İlgimizi çeken, dikkatimizi ve vaktimizi (ç)alan şeyler o kadar
fazla ve çok yönlü bir hale gelmiş durumda ki, nereye bakacağını
şaşırıyor insan. Herkes her yerde, herkes her şeyde, her şey orada,
her şey onlarda. O onu dedi, bu bunu yazdı, şu şunu söyledi, onlar
bizi çizdi, biz de karizmaları derken emilip duruyoruz bu
davlumbazın içine. Merkezkaç apansız baskın çıkacak da hep birlikte
savrulup gideceğiz sonsuz bir boşluğa sanki. Bir şekilde hala
merkez tutuyor, merkez kendine çekiyor da duruyoruz durduğumuz
yerde.
Sonra bu pek Türkiyeli kakofoninin içerisinde bir yerlerden bir
bakıyorsunuz Gülşen fırlamış; Gülşenciler ve Gülşen kınayıcılar
mikrobloglarda birbirlerini yerken Gülşen almış yürümüş, yürüye
yürüye masanın üzerine çıkmış dans ediyor konseri esnasında.
Ardından bence yine çok iyi bir Gülşen şarkısı olan
Lolipop ile geliyor. Şarkının, yine çok iyi olduğunu
düşündüğüm, seyretmeye doyamadığım video klibinin finalinde hızını
alamıyor Gülşen. Kocaman bir çiklet balonu patlatıyor, orta
parmağını göstermek ayıp olacağından değil de, belki biraz
yadırganacağından. Öte yanda bir bakıyorsunuz Tarkan fırlamış,
senelerdir birilerinin ıkına sıkına sakınmaktan bir türlü
söyleyemediklerini bir çırpıda söyleyiveriyor, bir çırpıda yazılmış
hissi veren yeni şarkısıyla. Tarkancılar ve Tarkan kınayıcılar yine
iş başında. Köşeler döşeniyor, kişiler düşünüyor, gereğini ve
gereksizliğini. Ama herkes döşüyor bir şeyler bir yerlere, bir
yerlerde. Çokseslilik iyidir nasıl olsa. Öyle midir hep?

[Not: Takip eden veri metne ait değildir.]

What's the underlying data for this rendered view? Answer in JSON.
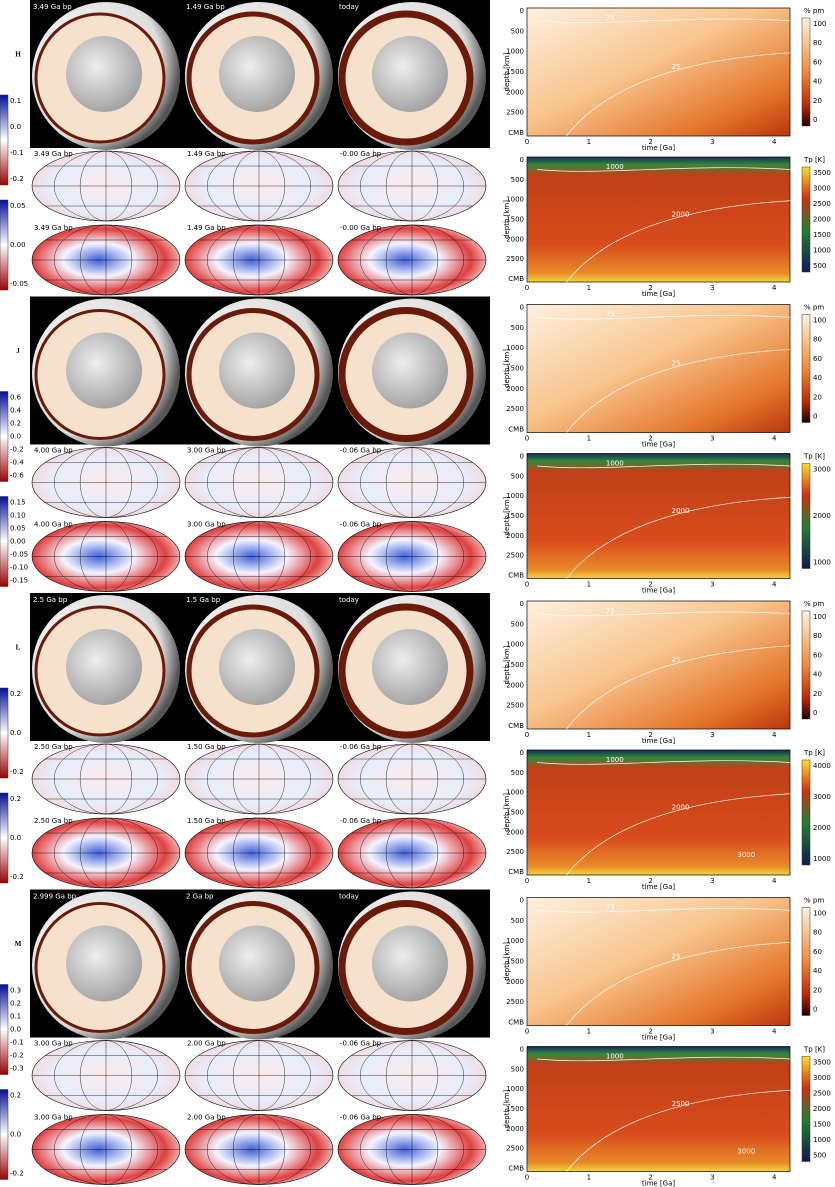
{
  "panels": [
    {
      "label": "H",
      "sphere_labels": [
        "3.49 Ga bp",
        "1.49 Ga bp",
        "today"
      ],
      "scale_1": [
        "0.1",
        "0.0",
        "-0.1",
        "-0.2"
      ],
      "maps_1": [
        "3.49 Ga bp",
        "1.49 Ga bp",
        "-0.00 Ga bp"
      ],
      "scale_2": [
        "0.05",
        "0.00",
        "-0.05"
      ],
      "maps_2": [
        "3.49 Ga bp",
        "1.49 Ga bp",
        "-0.00 Ga bp"
      ],
      "melt": {
        "title": "% pm",
        "ticks": [
          "100",
          "80",
          "60",
          "40",
          "20",
          "0"
        ],
        "contours": [
          "75",
          "25"
        ]
      },
      "temp": {
        "title": "Tp [K]",
        "ticks": [
          "3500",
          "3000",
          "2500",
          "2000",
          "1500",
          "1000",
          "500"
        ],
        "contours": [
          "1000",
          "2000"
        ]
      }
    },
    {
      "label": "J",
      "scale_1": [
        "0.6",
        "0.4",
        "0.2",
        "0.0",
        "-0.2",
        "-0.4",
        "-0.6"
      ],
      "maps_1": [
        "4.00 Ga bp",
        "3.00 Ga bp",
        "-0.06 Ga bp"
      ],
      "scale_2": [
        "0.15",
        "0.10",
        "0.05",
        "0.00",
        "-0.05",
        "-0.10",
        "-0.15"
      ],
      "maps_2": [
        "4.00 Ga bp",
        "3.00 Ga bp",
        "-0.06 Ga bp"
      ],
      "melt": {
        "title": "% pm",
        "ticks": [
          "100",
          "80",
          "60",
          "40",
          "20",
          "0"
        ],
        "contours": [
          "75",
          "25"
        ]
      },
      "temp": {
        "title": "Tp [K]",
        "ticks": [
          "3000",
          "2000",
          "1000"
        ],
        "contours": [
          "1000",
          "2000"
        ]
      }
    },
    {
      "label": "L",
      "sphere_labels": [
        "2.5 Ga bp",
        "1.5 Ga bp",
        "today"
      ],
      "scale_1": [
        "0.2",
        "0.0",
        "-0.2"
      ],
      "maps_1": [
        "2.50 Ga bp",
        "1.50 Ga bp",
        "-0.06 Ga bp"
      ],
      "scale_2": [
        "0.2",
        "0.0",
        "-0.2"
      ],
      "maps_2": [
        "2.50 Ga bp",
        "1.50 Ga bp",
        "-0.06 Ga bp"
      ],
      "melt": {
        "title": "% pm",
        "ticks": [
          "100",
          "80",
          "60",
          "40",
          "20",
          "0"
        ],
        "contours": [
          "75",
          "25"
        ]
      },
      "temp": {
        "title": "Tp [K]",
        "ticks": [
          "4000",
          "3000",
          "2000",
          "1000"
        ],
        "contours": [
          "1000",
          "2000",
          "3000"
        ]
      }
    },
    {
      "label": "M",
      "sphere_labels": [
        "2.999 Ga bp",
        "2 Ga bp",
        "today"
      ],
      "scale_1": [
        "0.3",
        "0.2",
        "0.1",
        "0.0",
        "-0.1",
        "-0.2",
        "-0.3"
      ],
      "maps_1": [
        "3.00 Ga bp",
        "2.00 Ga bp",
        "-0.06 Ga bp"
      ],
      "scale_2": [
        "0.2",
        "0.0",
        "-0.2"
      ],
      "maps_2": [
        "3.00 Ga bp",
        "2.00 Ga bp",
        "-0.06 Ga bp"
      ],
      "melt": {
        "title": "% pm",
        "ticks": [
          "100",
          "80",
          "60",
          "40",
          "20",
          "0"
        ],
        "contours": [
          "75",
          "25"
        ]
      },
      "temp": {
        "title": "Tp [K]",
        "ticks": [
          "3500",
          "3000",
          "2500",
          "2000",
          "1500",
          "1000",
          "500"
        ],
        "contours": [
          "1000",
          "2500",
          "3000"
        ]
      }
    }
  ],
  "axes": {
    "xlabel": "time [Ga]",
    "ylabel": "depth [km]",
    "xticks": [
      "0",
      "1",
      "2",
      "3",
      "4"
    ],
    "yticks": [
      "0",
      "500",
      "1000",
      "1500",
      "2000",
      "2500",
      "CMB"
    ]
  }
}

Sesi çok duyulan veya yazdığı azami 280 karakterlik özdeyişleri
“yürüyen”, zaten almış yürümüş olanlar hep. Güçlüye, ünlüye nasıl
bir güç ve ün katıyor, nasıl körüklüyor ki bu sosyal medya, at izi
it izine karışsa da elene elene imbiğe düşen son damla yine güçlü
ve ünlünün görüşü oluyor. Buna da algoritma diyor, hep beraber
derin bir “oh” çekiyoruz. Çünkü algoritma nedense kitle imha silahı
gibi incelikle tasarlanmış bir pazarlama gereci değil de adalet
dağıtan, âkil bir sanal ombudsman sıfatıyla gönüllere taht kurmuş,
sofralarımızın baş köşesine buyur edilmiş. Ancak, şöhret paketiyle
birlikte ikram olarak gelen kanaat önderliği habis ellerde olunca
yansımaları da yanlışları birlikte getiriyor. Gülşen, ifade ve
kadın özgürlüğünden, Tarkan, önemi sorgulanamaz insanî erdemlerden
çok şık ve nüktedan şekillerde bahsederek takdir toplarken, hem
Tarkan hem Gülşen çok seven çok insanın çok sevdiği Yıldız Tilbe
insana saldıran köpeklerin zehirli et verilerek gebermeleri
gerektiğini söyleyiveriyor. Yıldız Tilbe göklere çıkartılıyor.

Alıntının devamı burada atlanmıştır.